I’ve since loosened up. Really!


Here’s another shot of the living room. That’s Liz in the doorway – she was about to get married (not in that dress, though). You’ll note that the "Signs of the Times" poster is gone, replaced by a Kramer poster.

The spud wasn’t accustomed to sharing a room with anyone, least of all her younger cousin, and for the first few months, after we put them to bed and were sitting in the living room watching TV, she’d come to the top of the stairs and yell "Brian keeps WATCHING ME, and I can’t go to sleep!", and Debbie would yell at Brian to stop staring at the spud, and I’d yell at the spud to turn away so she couldn’t see Brian staring at her.

Sometimes Debbie would go out on Thursday nights, and I’d stay home with the kids.
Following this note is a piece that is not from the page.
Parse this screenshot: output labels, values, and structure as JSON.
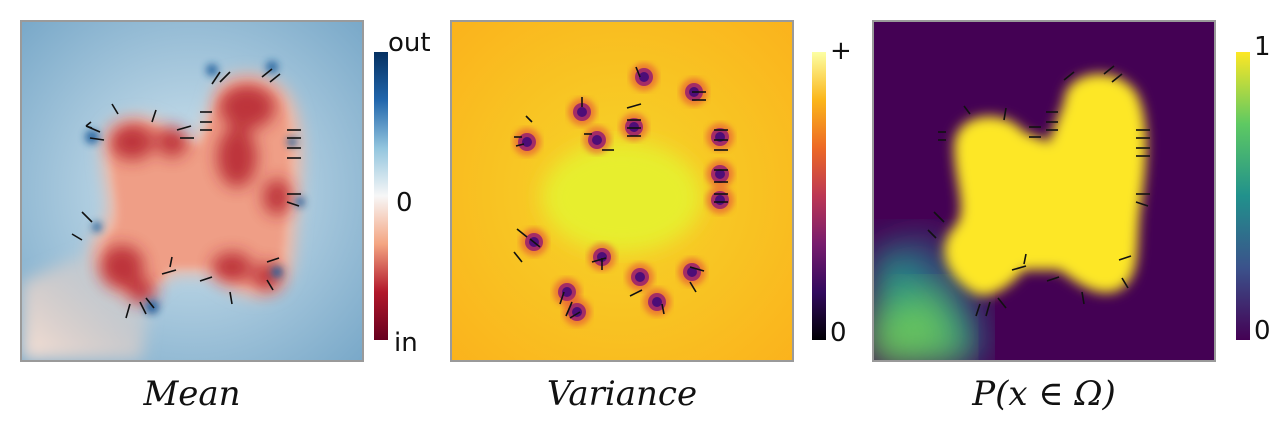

She’d wait ’til the kids were in bed before leaving, but somehow Brian ALWAYS knew when she was going out, and after she left, he’d come crying to the top of the stairs, and despite my repeated attempts to get him to stay in his room, he’d always end up there, so I started letting him sit up there until he fell asleep, when I’d carry him to bed.


The spud, Brian, and neighborhood kids on the porch of Dive Central.

There are about a thousand more stories I could tell about the Shithole on Goddard Street, but this entry has gone wickedly long, and I know Debbie’ll have stories to contribute, so I shall save the rest for another day.